Biaya Iuran BPJS Kesehatan bagi Peserta Pekerja bukan Penerima Upah

Dalam pelaksanaan program BPJS, pemerintah menentukan lebih dari satu kategori peserta mulai dari PNS, TNI , dan Pekerja penerima upah dari perusahaan atau buruh lainnya. Bagi kerabat pekerja penerima upah (bukan pekerja) ada biaya iuran yang harus dibayarkan, bisa dikatakan ini untuk kategori umum.

Adapun perihal Iuran untuk kerabat lain dari pekerja penerima upah (misalnya mempunyai pembantu rumah tangga, atau bisa juga saudara kandung, saudara ipar dan lain lain), peserta pekerja bukan penerima upah dan juga iuran peserta bukan pekerja. Ada macam macam kelas dengan iuran yang berbeda.

Baca Juga : Prosedur Cara Pendaftaran BPJS Bagi Peserta Pekerja Penerima Upah

Untuk kelas 1 dengan menggunakan dan memanfaatkan pelayanan dan faskes kelas 1 peserta BPJS harus membayar iuran sebesar Rp. 59.500,- (lima puluh sembilan ribu lima ratus rupiah) per orang per bulan.

Untuk Kelas 2 dengan menggunakan dan memanfaatkan pelayanan dan faskes kelas kelas 2 peserta BPJS harus membayar iuran sebesar Rp. 42.500,- (empat puluh dua ribu lima ratus rupiah) per orang per bulan.
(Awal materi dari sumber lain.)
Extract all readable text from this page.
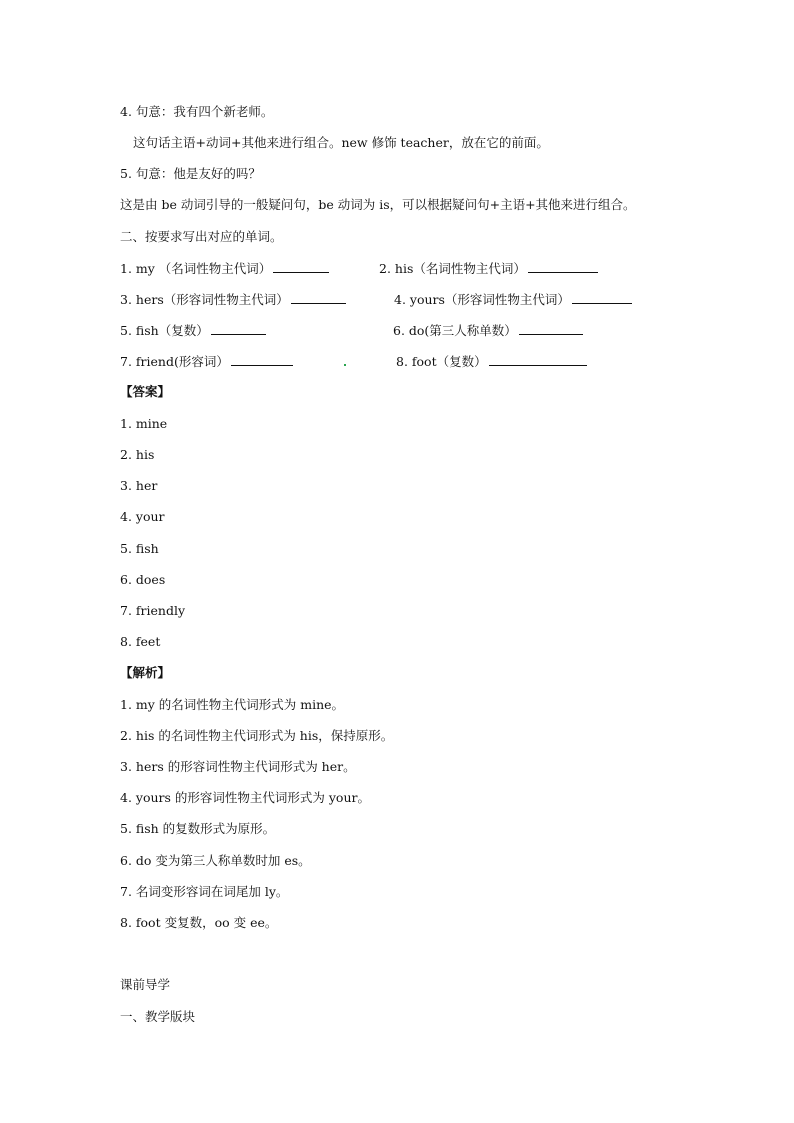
4. 句意：我有四个新老师。
这句话主语+动词+其他来进行组合。new 修饰 teacher，放在它的前面。
5. 句意：他是友好的吗？
这是由 be 动词引导的一般疑问句，be 动词为 is，可以根据疑问句+主语+其他来进行组合。
二、按要求写出对应的单词。
1. my （名词性物主代词）	2. his（名词性物主代词）
3. hers（形容词性物主代词）	4. yours（形容词性物主代词）
5. fish（复数）	6. do(第三人称单数）
7. friend(形容词）	8. foot（复数）
【答案】
1. mine
2. his
3. her
4. your
5. fish
6. does
7. friendly
8. feet
【解析】
1. my 的名词性物主代词形式为 mine。
2. his 的名词性物主代词形式为 his，保持原形。
3. hers 的形容词性物主代词形式为 her。
4. yours 的形容词性物主代词形式为 your。
5. fish 的复数形式为原形。
6. do 变为第三人称单数时加 es。
7. 名词变形容词在词尾加 ly。
8. foot 变复数，oo 变 ee。
课前导学
一、教学版块
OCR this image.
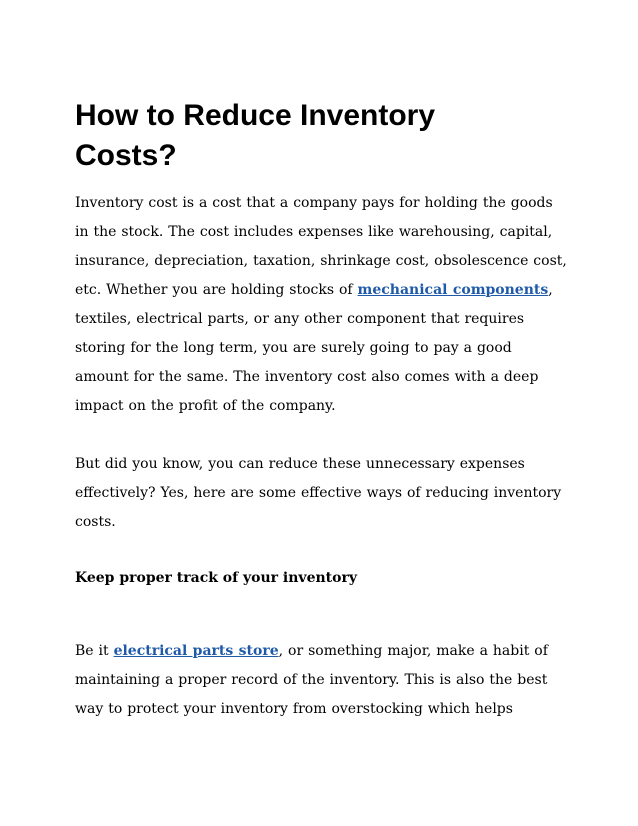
How to Reduce Inventory Costs?

Inventory cost is a cost that a company pays for holding the goods in the stock. The cost includes expenses like warehousing, capital, insurance, depreciation, taxation, shrinkage cost, obsolescence cost, etc. Whether you are holding stocks of mechanical components, textiles, electrical parts, or any other component that requires storing for the long term, you are surely going to pay a good amount for the same. The inventory cost also comes with a deep impact on the profit of the company.

But did you know, you can reduce these unnecessary expenses effectively? Yes, here are some effective ways of reducing inventory costs.

Keep proper track of your inventory

Be it electrical parts store, or something major, make a habit of maintaining a proper record of the inventory. This is also the best way to protect your inventory from overstocking which helps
Untuk Kelas 3 dengan menggunakan dan memanfaatkan pelayanan dan faskes kelas 3 peserta BPJS harus membayar iuran sebesar Rp. 25.500,- (dua puluh lima ribu lima ratus rupiah) per orang per bulan.

Baca Juga : Syarat Pendaftaran BPJS Kesehatan untuk Bayi dalam Kandungan

Tentu dengan berbagai macam kelas ini peserta bpjs kesehatan akan memperoleh pelayanan yang berlainan sesuai dengan kelas bpjs yang di ambil waktu melakukan pendaftaran. Layanan kelas 1 lebih lengkap dibandingkan dengan kelas 2 dan juga fasilitas kelas 2 lebih lengkap dari kelas 3. Layanan yang berbeda adalah berkenaan Kamar Inap di Rumah sakit, terkecuali untuk obat tidak tersedia perbedaan.